After nearly twenty years and seven full-length albums, Stick To Your Guns fans know what to expect from the band: explosive breakdowns, anthemic choruses, meaningful, politically-charged lyrics and a willingness to constantly try new things. Their newest album, Spectre is no different. Lyrically, the album finds the band pushing back on the idea of the American Dream and capitalism more than ever before, and sonically, it calls back to their roots in the punishing verses of songs like “A World To Win,” “Who Dares” and “Instruments Of The End” while also proving that they still have new sounds to explore in tracks like the grungy “Open Up My Head” and stunning final track, “No Way To Live”.
Stick To Your Guns have never shied away from blunt, honest and extremely vulnerable lyrics, and Spectre follows suit. Opening the album is the explosive “Weapon”, which finds Jesse Barnett coming to terms with who he is and the constant push and pull between becoming apathetic and complacent or caring so much about something that it hurts you in lines like, “Torn between / You won’t grow from your apathy / Hate is choking the love in me”. Later on in the album, he embraces his convictions in “The Shine,” insisting, “I am relentless in my allegiance Committed to my truth / Dedicated to the obligation / Of what I refuse”.
Meanwhile “Who Dares” introduces a strong underlying theme of the album: “They can’t kill us all”. Songs that follow suit, pointing out the countless flaws in capitalist society include “A World To Win”, “Open Up My Head” “Liberate” and “More Of Us Than Them”, just to name a few. This all comes to a head on the album’s stunning acoustic closer, “No Way To Live,” in which Barnett opens up about his relationship with his father, and his father’s relationship with America. The powerful song merges both the more personal and the political-leaning songs on the album, pointing out that while Barnett’s father gave everything to his country, it will never love him back.

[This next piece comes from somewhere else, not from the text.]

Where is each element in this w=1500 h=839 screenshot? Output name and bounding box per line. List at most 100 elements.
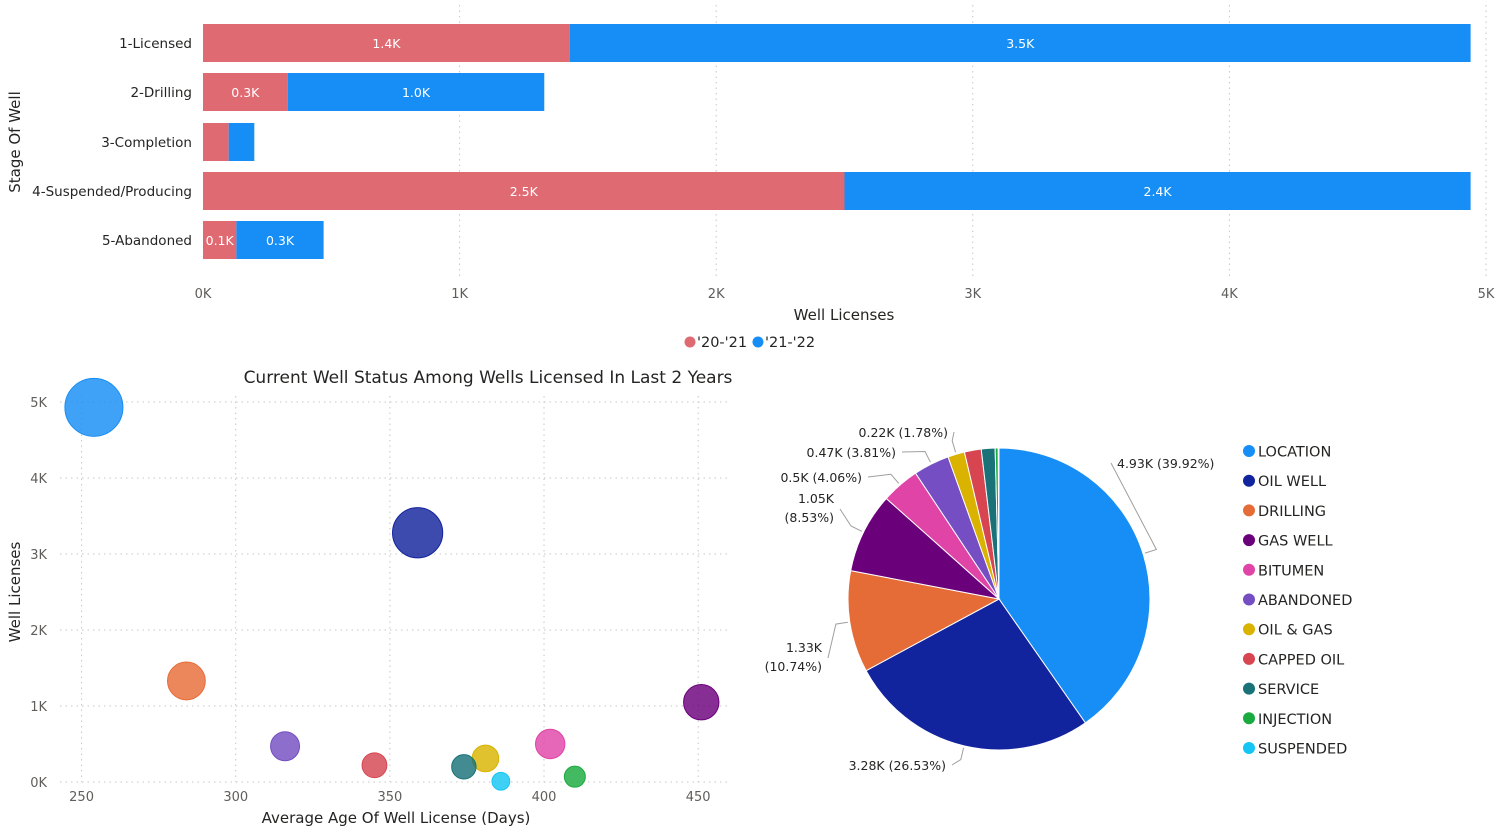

Driving the powerful lyrical content of Spectre home is Stick To Your Guns’ always spectacular songwriting. Songs like “Weapon” “Hush”, “A World To Win”, “The Shine” and “More Of Us Than Them” are total classic STYG songs, complete with absolutely punishing drums, spectacular bass, heavy as fuck guitar and gang vocals that will have fans singing along at a show in no time. But that’s not to say that they’re not trying new things, too. “Open Up My Head” is easily a standout track, sandwiched between “A World To Win” and the aggressive “Liberate”, taking on a more sludgy, grungy quality, meanwhile “Father” is a haunting masterpiece that warns, “True freedom is dead”.
Each track on Spectre is powerful in its own right, making the album well worth multiple listens. Although it can feel a bit choppier than their previous releases at times, especially when the band slows things down in songs like “Open Up My Head”, Spectre as a whole is an absolute success. The album proves yet again why we still need bands like Stick To Your Guns and music with meaning.